Doctor Strange was criticized early on for casting Swinton to play a character originally written as an elderly Asian man, a decision Derrickson has defended as a way of sidestepping the musty stereotype of the magical Asian dispenser of wisdom. It is absolutely unsurprising that Swinton is terrific in the role — embodying ageless beings is one of her many strong suits, from her gender-switching, century-spanning turn in Orlando to her patchouli-scented vampire in Only Lovers Left Alive. But not even the rewarding sight of a mischievous, hairless Swinton informing the film’s self-centered protagonist, “It’s not about you,” can obscure the point that Doctor Strange has missed. The film doesn’t actually get away from the cliché of a white guy soaking up Eastern wisdom and turning out to be a more gifted practitioner than the people it originated from. It just scoops out and replaces the character who’d traditionally be the source of all that wisdom, rather than figure out a way to improve and deepen him. In doing so, Doctor Strange ends up treating Asianness like it’s a lifestyle choice rather than having anything to do with culture or race.

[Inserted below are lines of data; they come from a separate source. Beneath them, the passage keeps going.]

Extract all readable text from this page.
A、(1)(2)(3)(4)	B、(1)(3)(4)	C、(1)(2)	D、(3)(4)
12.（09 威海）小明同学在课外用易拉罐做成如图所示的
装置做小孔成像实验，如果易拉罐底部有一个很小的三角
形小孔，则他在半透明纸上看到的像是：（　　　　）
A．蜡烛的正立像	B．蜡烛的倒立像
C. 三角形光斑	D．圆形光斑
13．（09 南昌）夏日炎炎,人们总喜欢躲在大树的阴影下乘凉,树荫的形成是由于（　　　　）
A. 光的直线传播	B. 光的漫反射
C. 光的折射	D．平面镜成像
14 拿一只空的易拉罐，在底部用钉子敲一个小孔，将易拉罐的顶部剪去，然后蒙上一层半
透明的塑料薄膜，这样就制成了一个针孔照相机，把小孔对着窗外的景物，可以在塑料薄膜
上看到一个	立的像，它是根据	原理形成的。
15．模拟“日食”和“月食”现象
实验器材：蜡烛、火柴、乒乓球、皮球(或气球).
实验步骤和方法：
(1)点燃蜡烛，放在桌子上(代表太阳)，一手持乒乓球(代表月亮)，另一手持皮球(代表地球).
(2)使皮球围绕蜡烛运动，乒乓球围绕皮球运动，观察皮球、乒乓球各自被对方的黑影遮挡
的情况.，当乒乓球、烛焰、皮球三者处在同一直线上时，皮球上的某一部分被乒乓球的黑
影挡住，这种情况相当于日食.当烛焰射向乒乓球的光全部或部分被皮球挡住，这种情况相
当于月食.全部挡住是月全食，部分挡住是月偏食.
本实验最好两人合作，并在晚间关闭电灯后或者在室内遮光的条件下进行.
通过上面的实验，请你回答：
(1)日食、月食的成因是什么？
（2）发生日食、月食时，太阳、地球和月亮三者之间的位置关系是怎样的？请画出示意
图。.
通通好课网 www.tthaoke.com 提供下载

It’s a problem that resonates with the struggle Marvel has been facing recently in adapting properties that rely on either Yellow Peril or Eastern mysticism clichés or both for TV, from Daredevil’s magical evil ninja club the Hand to the upcoming Iron Fist, featuring another white character who gets steeped in mystical Eastern knowledge. In some ways, Derrickson’s awareness of these issues highlights the problem with his movie’s lateral move to address them. It opts for erasure instead of the updating that’s managed just fine for the character of Wong, who’s shifted from servant to compatriot and who benefits from actor Benedict Wong’s excellent deadpan. These are choices that flatten some of the fizzy buoyancy that otherwise carries Doctor Strange along. This is, after all, a movie that allows its baddie to believe for a fair stretch of time that its main character’s name is “Mister Doctor,” and that plunks said main character in an enchanted cloak that tenderly wipes away his tears.
Strange is almost too comfortable a fit for Cumberbatch, too close to the haughty genius that made him famous in Sherlock — all cerebral, all certainty. But Doctor Strange finds room for the actor to poke at the fragility beneath his character’s shell of self-assurance in a way that he clearly relishes, to quip about Beyoncé and grow a beard of sadness and learn to handle not automatically being the standout student in magic class. Strange is a smug perfectionist whose sense of place in the universe (and sense of self) gets shaken up when he can no longer prove he’s the best at what he does. His journey toward becoming a better person as well as a formidable sorcerer may feel inevitable, but the final act cleverly challenges some of the conventions of the blockbuster big finish, from the spectacle of mass destruction to the massive battle. Strange ends up in line to partner with the Avengers in a future, overstuffed installment, but in his own film, for now, he moves to his own beat. It’s imperfect, but it’s enjoyable, and it sure looks good.